Mon cœur brûlant au songe anxieux de l’Eté
Evoque, en la clarté brusque du jour d’orage,
Le vieux toit sommeillant dans le tiède feuillage
Au miroir du vivier rosement refflété ;
Et l’allée où le vent soulevant la charmille,
Dans un émoi chantant de prochaine forêt,
A l’air de chuchoter un vague et long secret
Dont se souvient le banc, doux veilleur de la grille.

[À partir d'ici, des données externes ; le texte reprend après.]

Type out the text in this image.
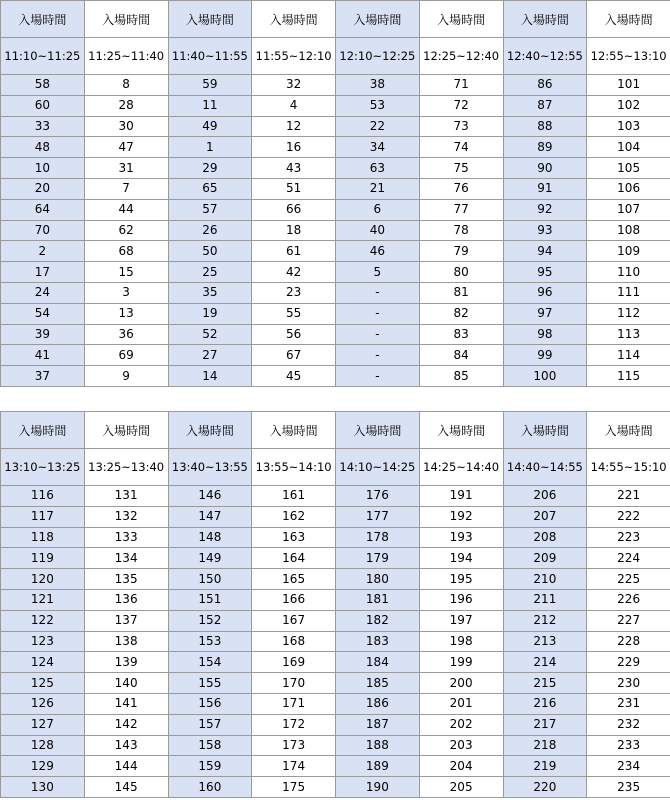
入場時間	入場時間	入場時間	入場時間	入場時間	入場時間	入場時間	入場時間
11:10~11:25	11:25~11:40	11:40~11:55	11:55~12:10	12:10~12:25	12:25~12:40	12:40~12:55	12:55~13:10
58	8	59	32	38	71	86	101
60	28	11	4	53	72	87	102
33	30	49	12	22	73	88	103
48	47	1	16	34	74	89	104
10	31	29	43	63	75	90	105
20	7	65	51	21	76	91	106
64	44	57	66	6	77	92	107
70	62	26	18	40	78	93	108
2	68	50	61	46	79	94	109
17	15	25	42	5	80	95	110
24	3	35	23	-	81	96	111
54	13	19	55	-	82	97	112
39	36	52	56	-	83	98	113
41	69	27	67	-	84	99	114
37	9	14	45	-	85	100	115
入場時間	入場時間	入場時間	入場時間	入場時間	入場時間	入場時間	入場時間
13:10~13:25	13:25~13:40	13:40~13:55	13:55~14:10	14:10~14:25	14:25~14:40	14:40~14:55	14:55~15:10
116	131	146	161	176	191	206	221
117	132	147	162	177	192	207	222
118	133	148	163	178	193	208	223
119	134	149	164	179	194	209	224
120	135	150	165	180	195	210	225
121	136	151	166	181	196	211	226
122	137	152	167	182	197	212	227
123	138	153	168	183	198	213	228
124	139	154	169	184	199	214	229
125	140	155	170	185	200	215	230
126	141	156	171	186	201	216	231
127	142	157	172	187	202	217	232
128	143	158	173	188	203	218	233
129	144	159	174	189	204	219	234
130	145	160	175	190	205	220	235
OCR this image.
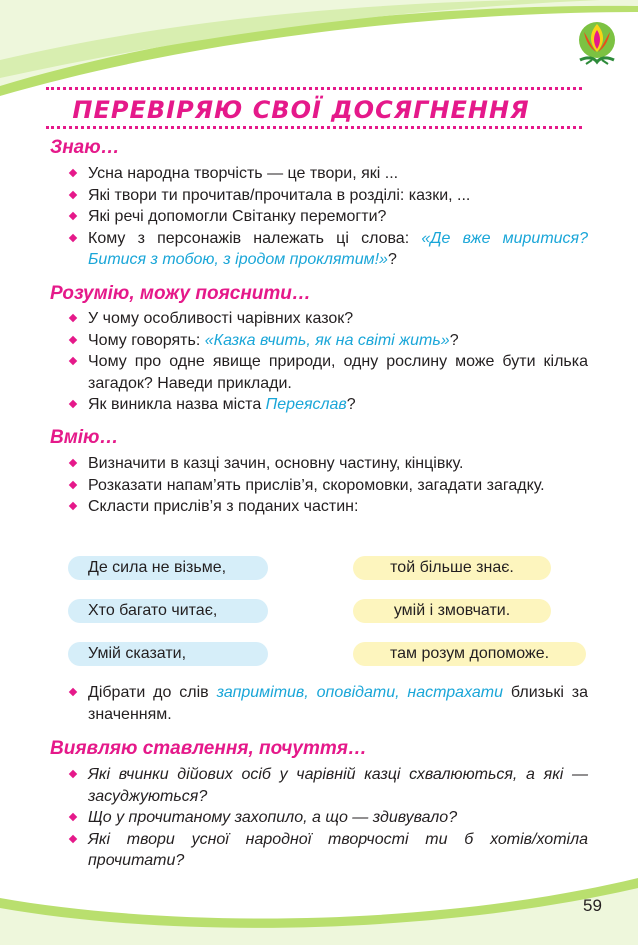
ПЕРЕВІРЯЮ СВОЇ ДОСЯГНЕННЯ
Знаю…
Усна народна творчість — це твори, які ...
Які твори ти прочитав/прочитала в розділі: казки, ...
Які речі допомогли Світанку перемогти?
Кому з персонажів належать ці слова: «Де вже миритися? Битися з тобою, з іродом проклятим!»?
Розумію, можу пояснити…
У чому особливості чарівних казок?
Чому говорять: «Казка вчить, як на світі жить»?
Чому про одне явище природи, одну рослину може бути кілька загадок? Наведи приклади.
Як виникла назва міста Переяслав?
Вмію…
Визначити в казці зачин, основну частину, кінцівку.
Розказати напам’ять прислів’я, скоромовки, загадати загадку.
Скласти прислів’я з поданих частин:
Де сила не візьме,
Хто багато читає,
Умій сказати,
той більше знає.
умій і змовчати.
там розум допоможе.
Дібрати до слів запримітив, оповідати, настрахати близькі за значенням.
Виявляю ставлення, почуття…
Які вчинки дійових осіб у чарівній казці схвалюються, а які — засуджуються?
Що у прочитаному захопило, а що — здивувало?
Які твори усної народної творчості ти б хотів/хотіла прочитати?
59
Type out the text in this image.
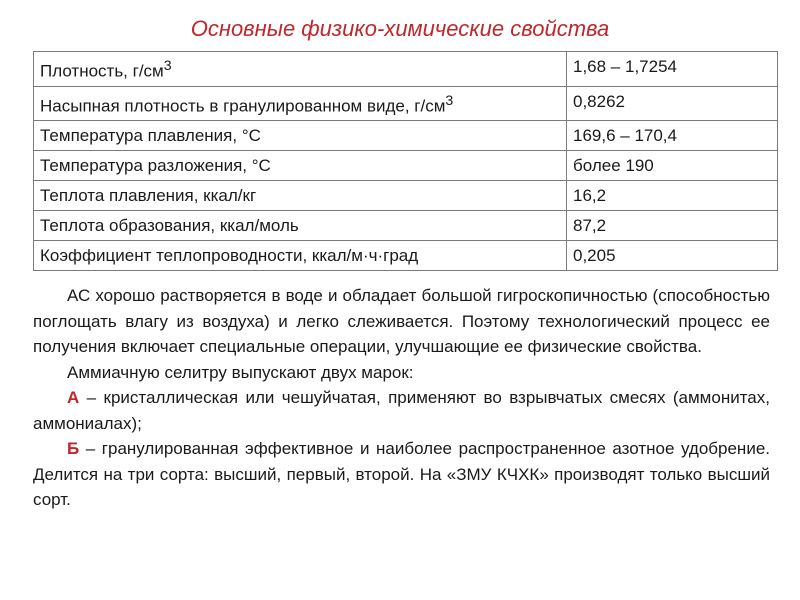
Основные физико-химические свойства
Плотность, $г/см^3$	1,68 – 1,7254
Насыпная плотность в гранулированном виде, $г/см^3$	0,8262
Температура плавления, °С	169,6 – 170,4
Температура разложения, °С	более 190
Теплота плавления, ккал/кг	16,2
Теплота образования, ккал/моль	87,2
Коэффициент теплопроводности, ккал/м·ч·град	0,205

АС хорошо растворяется в воде и обладает большой гигроскопичностью (способностью поглощать влагу из воздуха) и легко слеживается. Поэтому технологический процесс ее получения включает специальные операции, улучшающие ее физические свойства.

Аммиачную селитру выпускают двух марок:

А – кристаллическая или чешуйчатая, применяют во взрывчатых смесях (аммонитах, аммониалах);

Б – гранулированная эффективное и наиболее распространенное азотное удобрение. Делится на три сорта: высший, первый, второй. На «ЗМУ КЧХК» производят только высший сорт.
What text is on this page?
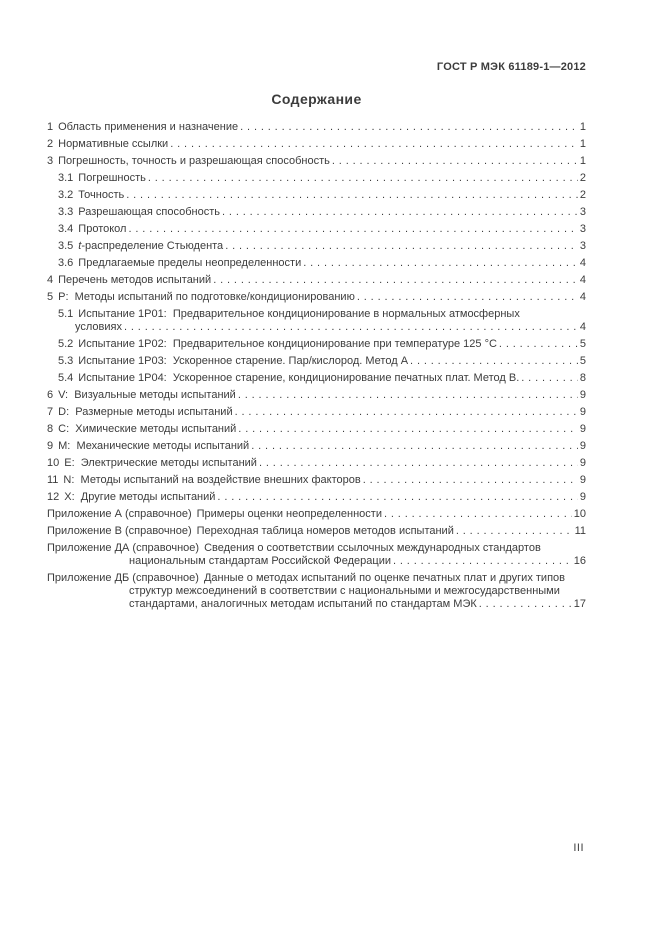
ГОСТ Р МЭК 61189-1—2012
Содержание
1 Область применения и назначение . . .	1
2 Нормативные ссылки . . .	1
3 Погрешность, точность и разрешающая способность . . .	1
3.1 Погрешность . . .	2
3.2 Точность . . .	2
3.3 Разрешающая способность . . .	3
3.4 Протокол . . .	3
3.5 t-распределение Стьюдента . . .	3
3.6 Предлагаемые пределы неопределенности . . .	4
4 Перечень методов испытаний . . .	4
5 P:  Методы испытаний по подготовке/кондиционированию . . .	4
5.1 Испытание 1P01:  Предварительное кондиционирование в нормальных атмосферных
условиях . . .	4
5.2 Испытание 1P02:  Предварительное кондиционирование при температуре 125 °С . . .	5
5.3 Испытание 1P03:  Ускоренное старение. Пар/кислород. Метод А . . .	5
5.4 Испытание 1P04:  Ускоренное старение, кондиционирование печатных плат. Метод В. . . .	8
6 V:  Визуальные методы испытаний . . .	9
7 D:  Размерные методы испытаний . . .	9
8 C:  Химические методы испытаний . . .	9
9 M:  Механические методы испытаний . . .	9
10 E:  Электрические методы испытаний . . .	9
11 N:  Методы испытаний на воздействие внешних факторов . . .	9
12 X:  Другие методы испытаний . . .	9
Приложение А (справочное) Примеры оценки неопределенности . . .	10
Приложение В (справочное) Переходная таблица номеров методов испытаний . . .	11
Приложение ДА (справочное) Сведения о соответствии ссылочных международных стандартов
национальным стандартам Российской Федерации . . .	16
Приложение ДБ (справочное) Данные о методах испытаний по оценке печатных плат и других типов
структур межсоединений в соответствии с национальными и межгосударственными
стандартами, аналогичных методам испытаний по стандартам МЭК . . .	17
III
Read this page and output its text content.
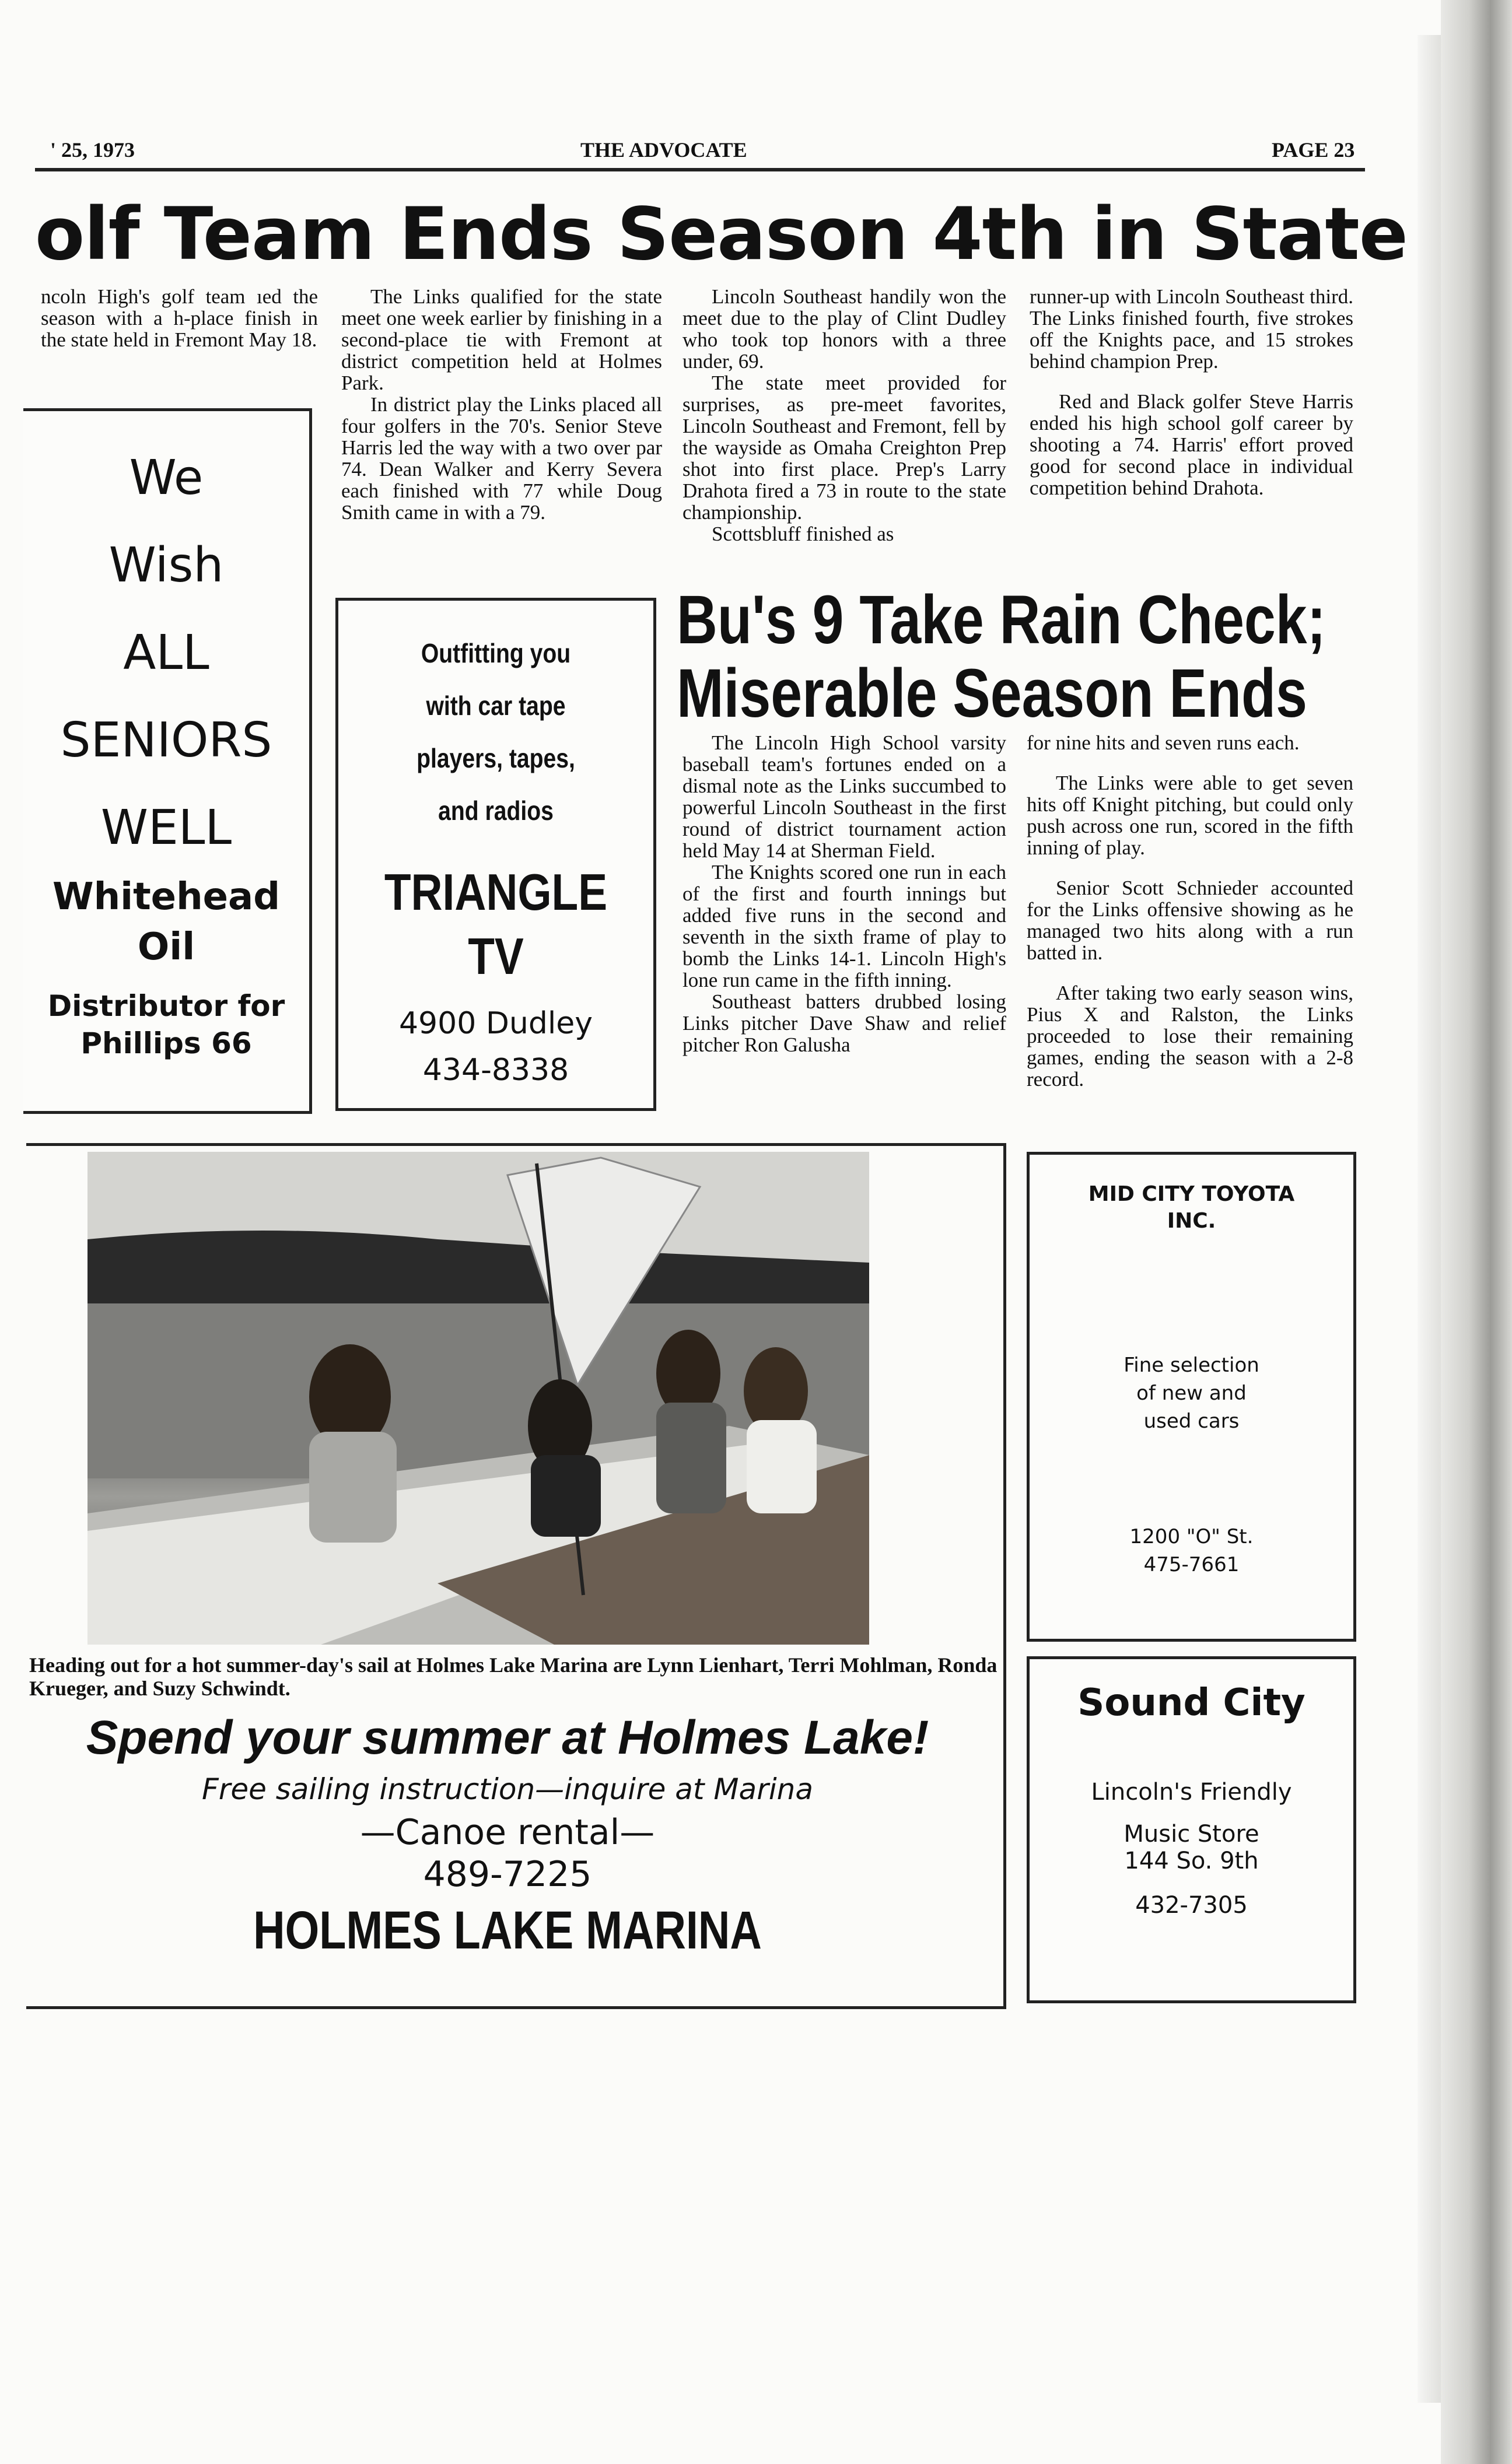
' 25, 1973	THE ADVOCATE	PAGE 23
olf Team Ends Season 4th in State

ncoln High's golf team ıed the season with a h-place finish in the state held in Fremont May 18.

We
Wish
ALL
SENIORS
WELL
Whitehead
Oil
Distributor for
Phillips 66

The Links qualified for the state meet one week earlier by finishing in a second-place tie with Fremont at district competition held at Holmes Park.

In district play the Links placed all four golfers in the 70's. Senior Steve Harris led the way with a two over par 74. Dean Walker and Kerry Severa each finished with 77 while Doug Smith came in with a 79.

Outfitting you
with car tape
players, tapes,
and radios
TRIANGLE
TV
4900 Dudley
434-8338

Lincoln Southeast handily won the meet due to the play of Clint Dudley who took top honors with a three under, 69.

The state meet provided for surprises, as pre-meet favorites, Lincoln Southeast and Fremont, fell by the wayside as Omaha Creighton Prep shot into first place. Prep's Larry Drahota fired a 73 in route to the state championship.

Scottsbluff finished as

runner-up with Lincoln Southeast third. The Links finished fourth, five strokes off the Knights pace, and 15 strokes behind champion Prep.

Red and Black golfer Steve Harris ended his high school golf career by shooting a 74. Harris' effort proved good for second place in individual competition behind Drahota.

Bu's 9 Take Rain Check;
Miserable Season Ends

The Lincoln High School varsity baseball team's fortunes ended on a dismal note as the Links succumbed to powerful Lincoln Southeast in the first round of district tournament action held May 14 at Sherman Field.

The Knights scored one run in each of the first and fourth innings but added five runs in the second and seventh in the sixth frame of play to bomb the Links 14-1. Lincoln High's lone run came in the fifth inning.

Southeast batters drubbed losing Links pitcher Dave Shaw and relief pitcher Ron Galusha

for nine hits and seven runs each.

The Links were able to get seven hits off Knight pitching, but could only push across one run, scored in the fifth inning of play.

Senior Scott Schnieder accounted for the Links offensive showing as he managed two hits along with a run batted in.

After taking two early season wins, Pius X and Ralston, the Links proceeded to lose their remaining games, ending the season with a 2-8 record.

Heading out for a hot summer-day's sail at Holmes Lake Marina are Lynn Lienhart, Terri Mohlman, Ronda Krueger, and Suzy Schwindt.
Spend your summer at Holmes Lake!
Free sailing instruction—inquire at Marina
—Canoe rental—
489-7225
HOLMES LAKE MARINA
MID CITY TOYOTA
INC.
Fine selection
of new and
used cars
1200 "O" St.
475-7661
Sound City
Lincoln's Friendly
Music Store
144 So. 9th
432-7305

… Tu venais, sous ton grand chapeau de vétyver,
Avec un pointillé de jour rose au visage,
Ombre légère, enfant très rieuse et sage,
La vibrante chaleur animait ton teint d’air.
Les cloches n’étaient plus au ciel tremblant et vide
Qu’un murmure d’azur, la cascade qu’un chant,
La tonnelle qu’un flot de parfums s’épanchant
Au silence porté par le bassin sans vide…
Je verrais de l’auvent au blond store baissé,
Le long de la pelouse où brille la volière,
Ta robe chatoyante et la fine lumière
De ton chapeau de paille odorant et tressé.
Je ferme un peu les yeux pour te voir apparaître
Dans le doux cadre ancien où je pressens ton pas :
Le vieux salon à flore éteinte de lampas !
S’est ébloui soudain, lui qui dormais peut-être !
… Je songe à cet amour comme au plus tendre jeu
De notre claire enfance, au miel doré des mangues,
A ton rire de colibri sous les varangues,
A la mer somnolente et grise vers Saint-Leu…
De longs vols de ramiers attristent le soir bleu.
Auguste Brunet (1878 † 1957), Mon cœur brûlant au songe, Exils dorés des îles, 1920.
Fils de Louis Brunet, qui fut député puis sénateur de La Réunion de 1893 à 1905, Auguste naquit à Saint-Benoît en 1878. De brillantes études de droit à Paris le conduisirent jusqu’au doctorat. Dès 1900, encore étudiant, il collabora, avec Marius et Ary Leblond pour la fondation de la revue La Grande France, où il publia de nombreux poèmes. Entré dans la carrière administrative, il fut le Chef de Cabinet de plusieurs ministres, puis Secrétaire Général du Dahomey et Gouverneur par interim de la Nouvelle-Calédonie.